China aprova construção da maior usina hidrelétrica do mundo
Por Sandro Felix
Publicado em 04/01/25 às 13:54
A China anunciou a aprovação do projeto para construir o maior complexo de usinas hidrelétricas do mundo, localizado no rio Yarlung Zangbo, no Tibete, próximo à fronteira com a Índia. O empreendimento, que faz parte do 14º Plano Quinquenal do governo chinês, terá um custo estimado em US$ 137 bilhões e promete gerar até 300 bilhões de quilowatt-horas por ano — quase três vezes mais do que a capacidade da atual líder mundial, a Usina de Três Gargantas, também na China.

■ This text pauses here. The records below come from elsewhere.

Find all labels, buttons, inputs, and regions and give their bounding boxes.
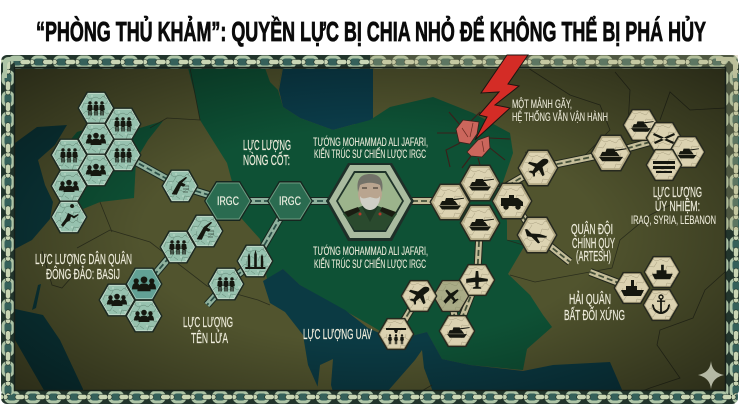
hex: jet 2 xyxy=(517,217,557,253)
panel: UAV force xyxy=(378,264,495,350)
panel: Basij militia network xyxy=(51,92,223,332)
land: Qatar and UAE xyxy=(317,350,433,392)
node: IRGC 2 xyxy=(267,181,313,221)
hex: runner xyxy=(51,201,87,233)
hex: tank 1 xyxy=(460,165,500,201)
portrait: commander xyxy=(326,163,414,241)
hex: armoured vehicle xyxy=(492,183,532,219)
broken fragments xyxy=(437,112,510,168)
label: core forces: NÒNG CỐT: xyxy=(243,151,290,169)
chains between nodes xyxy=(123,138,664,334)
label: asymmetric navy xyxy=(564,291,625,324)
panel: asymmetric navy xyxy=(614,256,680,321)
label: proxy forces: ỦY NHIỆM: xyxy=(655,197,700,215)
label: proxy forces xyxy=(631,185,716,227)
label: asymmetric navy: BẤT ĐỐI XỨNG xyxy=(564,306,625,324)
label: commander top: TƯỚNG MOHAMMAD ALI JAFARI, xyxy=(313,134,428,149)
hex: gunboat xyxy=(614,272,650,304)
hex: crossed weapons xyxy=(646,122,682,154)
country borders xyxy=(42,68,725,392)
label: broken piece xyxy=(512,96,608,124)
panel: proxy forces xyxy=(591,109,705,181)
label: proxy forces: LỰC LƯỢNG xyxy=(653,185,702,201)
country: Iran xyxy=(188,68,552,370)
hex: crowd 4 xyxy=(99,284,135,316)
hex: drone faded xyxy=(433,280,469,312)
hex: soldiers 1 xyxy=(160,231,196,263)
hex: people group 2 xyxy=(105,108,141,140)
tan chains xyxy=(396,138,664,334)
sea: Caspian xyxy=(279,68,373,130)
hex: jet 3 xyxy=(401,280,437,312)
hex: people group 4 xyxy=(51,139,87,171)
label: missile force: LỰC LƯỢNG xyxy=(183,315,233,331)
label: missile force: TÊN LỬA xyxy=(191,329,228,347)
hex: sailing ship xyxy=(644,256,680,288)
label: Basij xyxy=(35,251,132,283)
uniform xyxy=(343,206,397,230)
hex: launcher 2 xyxy=(187,215,223,247)
label: broken piece: MỘT MẢNH GÃY, xyxy=(512,96,572,111)
land patch north of Iran xyxy=(265,68,282,90)
label: UAV force: LỰC LƯỢNG UAV xyxy=(303,327,372,343)
panel: regular army nodes xyxy=(430,150,558,253)
hex: tank 3 xyxy=(460,205,500,241)
label: regular army xyxy=(571,221,615,265)
hex: crowd 1 xyxy=(78,123,114,155)
hex: missiles xyxy=(237,245,273,277)
face xyxy=(358,178,382,208)
node: IRGC 1: IRGC xyxy=(217,194,239,208)
hex: crowd 2 xyxy=(78,154,114,186)
label: regular army: QUÂN ĐỘI xyxy=(571,221,613,238)
hex: drone 1 xyxy=(459,264,495,296)
green corridor: Syria and Iraq xyxy=(60,121,163,209)
hex: drone and crew xyxy=(378,318,414,350)
hex: armoured vehicle xyxy=(669,136,705,168)
label: commander bottom: KIẾN TRÚC SƯ CHIẾN LƯỢC IRGC xyxy=(314,256,426,271)
hex: people group 1 xyxy=(78,92,114,124)
label: regular army: CHÍNH QUY xyxy=(572,235,615,252)
sea: Red Sea xyxy=(15,284,83,392)
hex: crowd highlighted xyxy=(126,268,162,300)
hex: launcher 1 xyxy=(162,170,198,202)
hex: soldiers 2 xyxy=(208,268,244,300)
label: commander top xyxy=(313,134,428,161)
hex: jet 1 xyxy=(518,150,558,186)
hex: artillery xyxy=(623,109,659,141)
icon: lightning bolt xyxy=(475,55,528,140)
panel: missile force xyxy=(208,245,273,300)
hex: people group 3 xyxy=(105,139,141,171)
hex: crowd 3 xyxy=(51,170,87,202)
node: IRGC 2: IRGC xyxy=(279,194,301,208)
sea: Mediterranean xyxy=(15,125,67,249)
hex: crowd 5 xyxy=(126,300,162,332)
label: core forces: LỰC LƯỢNG xyxy=(243,138,291,154)
hex: anchor xyxy=(643,289,679,321)
node: IRGC 1 xyxy=(204,181,252,221)
label: core forces xyxy=(243,138,291,169)
label: Basij: ĐÔNG ĐẢO: BASIJ xyxy=(46,266,120,283)
label: missile force xyxy=(183,315,233,347)
label: asymmetric navy: HẢI QUÂN xyxy=(569,291,611,308)
label: commander top: KIẾN TRÚC SƯ CHIẾN LƯỢC IRGC xyxy=(314,146,426,161)
icon: sparkle xyxy=(698,361,724,389)
hex: launchers xyxy=(646,149,682,181)
hex: ship xyxy=(591,135,631,171)
label: commander bottom xyxy=(313,243,428,271)
hex: tank 2 xyxy=(430,184,470,220)
hex: tank 4 xyxy=(439,315,475,347)
label: Basij: LỰC LƯỢNG DÂN QUÂN xyxy=(35,251,132,268)
teal chains xyxy=(123,155,330,305)
label: broken piece: HỆ THỐNG VẪN VẬN HÀNH xyxy=(512,109,608,124)
label: regular army: (ARTESH) xyxy=(576,249,611,265)
sea: Persian Gulf and Gulf of Oman xyxy=(263,269,623,392)
label: commander bottom: TƯỚNG MOHAMMAD ALI JAFARI, xyxy=(313,243,428,258)
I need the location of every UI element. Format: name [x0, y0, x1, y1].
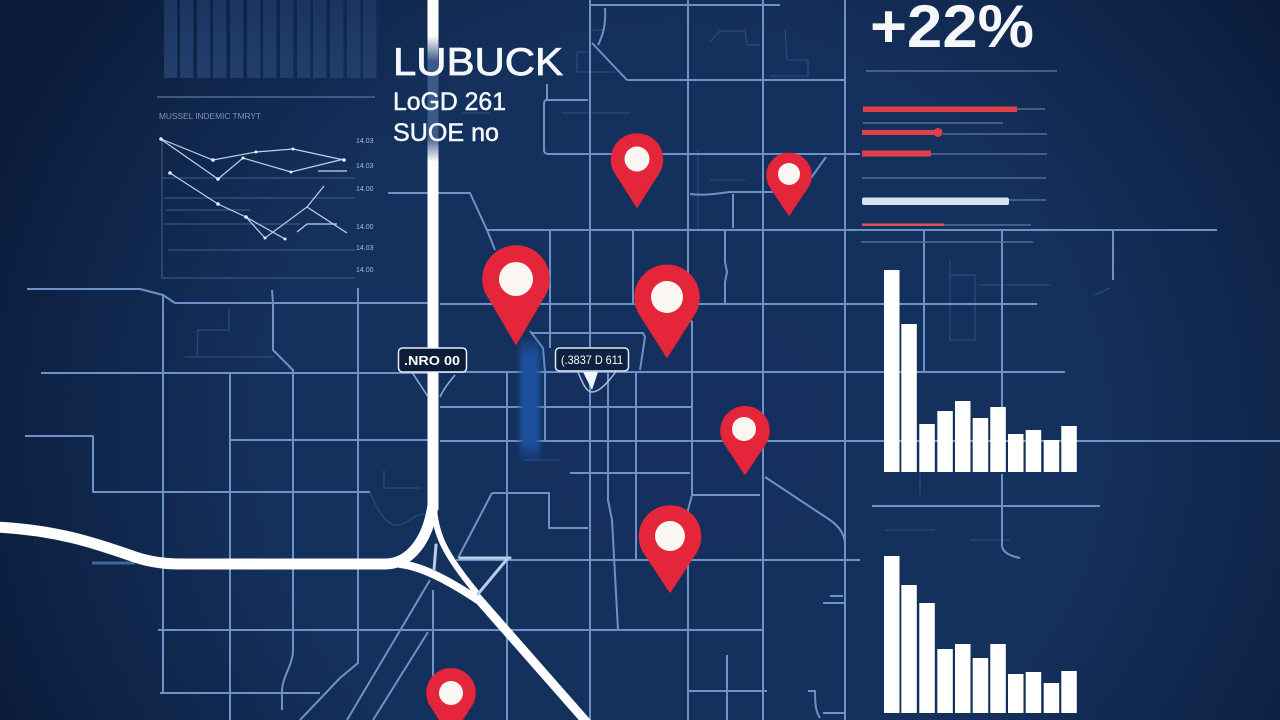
- chart axis values: 14.03: [356, 245, 374, 252]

O projeto visa aproveitar a geografia íngreme do rio Yarlung Zangbo, que é um dos rios com maior potencial hidrelétrico do mundo. A localização escolhida oferece quedas verticais significativas, o que permitirá a instalação de turbinas capazes de gerar volumes de energia nunca antes vistos. O governo chinês pretende utilizar essa energia para abastecer cerca de 300 milhões de pessoas no país, além de impulsionar a transição para fontes de energia renováveis e reduzir a poluição.
Comparações com outras usinas hidrelétricas no mundo
Atualmente, a Usina de Três Gargantas, que atravessa o rio Yangtzé, na China, é a maior hidrelétrica em operação, com uma produção anual entre 95 e 112 terawatts-hora (TWh). O novo projeto no Yarlung Zangbo promete superar esse recorde, produzindo cerca de 300 TWh por ano, o que representaria uma transformação significativa no cenário energético global.
Nos Estados Unidos, a maior usina hidrelétrica, a Grand Coulee Dam, localizada no estado de Washington, produz cerca de 20 TWh por ano. Em comparação, a famosa Hoover Dam, situada na fronteira entre Nevada e Arizona, gera apenas 4,2 TWh anualmente.
Já no Brasil, a maior usina hidrelétrica é a Usina de Itaipu, localizada na fronteira entre o Brasil e o Paraguai. Considerada uma das mais impressionantes do mundo, a Itaipu já foi líder global em geração de energia, com uma capacidade instalada de 14 GW e uma produção média anual de aproximadamente 75 TWh. Em 2016, a usina atingiu seu recorde de geração, produzindo 103 TWh em um único ano.
O rio Yarlung Zangbo, que nasce na geleira Angsi, no Tibete, percorre uma das regiões geográficas mais desafiadoras do mundo. Ao entrar na Índia, o rio muda de nome para Brahmaputra. Ele também é responsável por esculpir o Grand Canyon de Yarlung Tsangpo, um dos mais profundos do planeta, com até 6.009 metros de profundidade em certos trechos.
A área escolhida para a construção da usina está localizada em uma seção do rio que apresenta uma queda abrupta de 2.000 metros ao longo de um trecho de 50 km próximo à montanha Namcha Barwa. Isso torna o local ideal para a instalação de uma usina hidrelétrica de grande porte. No entanto, a complexidade do terreno exigirá a perfuração de túneis de até 20 km para desviar o fluxo do rio, que transporta cerca de 2.000 metros cúbicos de água por segundo — o suficiente para encher três piscinas olímpicas por segundo.
Preocupações geopolíticas e riscos naturais
A proposta de construção da usina hidrelétrica gerou preocupações na Índia, país vizinho que fica no curso inferior do rio. Autoridades indianas expressaram receio de que a China possa controlar o fluxo do rio Brahmaputra e impactar o abastecimento de água em regiões indianas. Há também preocupações sobre os riscos ambientais em uma área propensa a terremotos.
Funcionários do governo chinês afirmaram que estudos geológicos extensivos foram realizados na região e que os riscos sísmicos foram considerados no planejamento do projeto. Eles garantem que a construção pode ser realizada de maneira segura, apesar das condições geográficas adversas.
Embora o projeto tenha sido aprovado, ainda não há um cronograma definido para o início das obras. Se concluído, o complexo hidrelétrico no rio Yarlung Zangbo será um marco no desenvolvimento de energia limpa e renovável, mas também poderá gerar tensões diplomáticas entre a China e a Índia, países que compartilham a bacia hidrográfica da região.